Nunca pensamos, no meio de tanta derrota, que, na história da América, íamos nos deparar com a mudança que nós vivemos. Vocês, companheiros do PT, estejam conscientes… Pelo que o Brasil… Da responsabilidade que tem o rumo do Brasil para o rumo da América, da nossa América do Sul, de nossos povos. Tenham consciência… Eu dizia, há um momento, a Lula, que estou velho, à beira dos 80 anos, e que, entretanto, não pude encontrar a Deus… Mas cada dia que passa, vivo cada vez mais, as classes sociais em sua luta. E quando se luta pela igualdade, quando se luta para que os pobres deixem sua condição, e quando se luta para se repartir os bens da sociedade, inevitavelmente, se podem afetar interesses poderosos que resistem. Há duas forças: o egoísmo (que também às vezes é um motor de progresso), buscando a ganância; mas há um dever humano: a solidariedade.
O que pensamos na Esquerda, pensamos com o coração e não podemos deixar, jamais, de pensar na solidariedade. Por isso… Por isso, companheiros, esta é uma luta muito dura, muito difícil, sempre foi… Tem momentos de esplendor e de vitória, tem momentos de derrota e tem momentos de recomeçar. Os únicos derrotados são os que deixam de lutar, os que se acomodam. Mas quando colhem vitórias, não se esquecem jamais da humildade. Os militantes, a alma do partido, não deixem enganar a alma pelos usos e abusos da sociedade de consumo. Aprendam a viver com bagagem leve, aprendam a viver com pouco compromisso material. Aprendam a viver semeando a alma do povo.
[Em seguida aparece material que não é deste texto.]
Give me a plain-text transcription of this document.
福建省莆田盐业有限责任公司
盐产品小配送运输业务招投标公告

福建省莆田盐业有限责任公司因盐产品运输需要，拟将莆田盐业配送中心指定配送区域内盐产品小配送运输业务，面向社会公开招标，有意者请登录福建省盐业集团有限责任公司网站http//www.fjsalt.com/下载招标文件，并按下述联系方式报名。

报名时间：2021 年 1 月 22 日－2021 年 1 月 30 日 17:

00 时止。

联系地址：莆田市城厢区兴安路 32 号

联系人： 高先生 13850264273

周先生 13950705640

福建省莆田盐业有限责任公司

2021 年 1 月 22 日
Já não é suficiente lutar por uma reivindicação econômica. Deve-se lutar contra a violência. Deve-se lutar para que os homens não batam nas mulheres. Deve-se lutar para que as crianças estudem. Deve-se lutar para repartir o pouco que temos. Deve-se lutar… Deve-se lutar para ser dignos, para ser direitos. Deve-se lutar para ter partidos sadios, porque somente os partidos podem conduzir longo processo de uma libertação que não se consegue de um dia para o outro, nem com 20, nem com 30 anos. Porque no fundo, não se deve apenas mudar a economia, queridos companheiros do PT, deve-se mudar o mais difícil: a cultura. A cultura dos trabalhadores, todavia, não está 100% completa, porque os trabalhadores têm que consumir a cultura dos seus dominadores. Todavia, leva tempo a mudança cultural.
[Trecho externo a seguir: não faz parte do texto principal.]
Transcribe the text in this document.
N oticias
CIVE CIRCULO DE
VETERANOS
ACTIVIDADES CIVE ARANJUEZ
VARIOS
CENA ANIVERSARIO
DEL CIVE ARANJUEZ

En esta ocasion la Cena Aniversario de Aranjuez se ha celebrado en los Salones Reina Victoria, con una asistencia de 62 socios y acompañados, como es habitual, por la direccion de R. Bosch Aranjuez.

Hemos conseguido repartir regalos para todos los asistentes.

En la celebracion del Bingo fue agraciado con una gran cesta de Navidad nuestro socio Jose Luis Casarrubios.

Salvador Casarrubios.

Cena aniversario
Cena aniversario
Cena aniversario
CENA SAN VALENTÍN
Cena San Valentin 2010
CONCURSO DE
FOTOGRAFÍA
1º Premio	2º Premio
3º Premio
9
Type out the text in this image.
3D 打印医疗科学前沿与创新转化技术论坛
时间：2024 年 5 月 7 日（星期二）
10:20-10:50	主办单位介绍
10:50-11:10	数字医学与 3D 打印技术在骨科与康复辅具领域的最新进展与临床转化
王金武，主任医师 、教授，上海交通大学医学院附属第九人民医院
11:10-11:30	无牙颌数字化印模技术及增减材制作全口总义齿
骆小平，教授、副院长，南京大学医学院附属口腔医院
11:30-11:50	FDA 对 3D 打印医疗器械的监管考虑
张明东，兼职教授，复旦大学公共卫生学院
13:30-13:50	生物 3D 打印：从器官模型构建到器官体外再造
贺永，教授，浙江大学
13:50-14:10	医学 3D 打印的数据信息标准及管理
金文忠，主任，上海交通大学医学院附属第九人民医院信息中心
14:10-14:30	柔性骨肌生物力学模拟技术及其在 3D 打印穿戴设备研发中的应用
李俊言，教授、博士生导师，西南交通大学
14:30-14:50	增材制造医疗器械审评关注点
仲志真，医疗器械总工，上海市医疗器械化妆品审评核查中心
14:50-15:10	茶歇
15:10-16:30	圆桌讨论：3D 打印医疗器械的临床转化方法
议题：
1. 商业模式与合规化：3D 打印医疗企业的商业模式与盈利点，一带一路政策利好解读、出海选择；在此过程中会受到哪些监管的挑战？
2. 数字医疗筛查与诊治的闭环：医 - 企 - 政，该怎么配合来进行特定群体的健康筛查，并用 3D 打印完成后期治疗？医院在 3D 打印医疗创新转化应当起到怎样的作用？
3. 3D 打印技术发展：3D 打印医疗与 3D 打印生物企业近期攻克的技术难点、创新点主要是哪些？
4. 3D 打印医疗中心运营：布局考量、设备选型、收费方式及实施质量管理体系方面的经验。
Por isso, cuidem do partido, cuidem da alma do partido com compromisso, mas não se sintam nunca patrões do Brasil. São a alma do Brasil. São a alma. E saibam que, humildemente, os povos indígenas da Cordilheira… Os velhos são metidos, os descendentes de escravos… Os descendentes de nossos gaúchos… Os conterrâneos do pampa argentino… Os patagônios… Enfim, os habitantes da Cordilheira… A gente da América Central, os cultivadores de milharais, todos precisam de um abraço. Pertencemos a uma única nação, não construída, que fala dois idiomas e tem um único coração. Temos que nos integrar, nem que isso demore 50 anos, talvez um século, companheiros. O mundo está se juntando. A Amazônia deve ser para os povos e não para as empresas capitalistas.
Mas será difícil, será difícil e longo. Não há nenhum triunfo de tamanho que mude a história da humanidade: simples. Por isso, cuidem do partido, porque se irá esta geração de militantes e terá sucesso, não só pelo que fez: por ter sido capaz de deixar outra geração melhor e maior e mais forte que esta. Adeus, companheiros, um abraço de todos para todos vocês, para o Brasil, por nossa América Latina, por todos os que sonham com um mundo melhor, que não é só possível, mas imprescindível e necessário.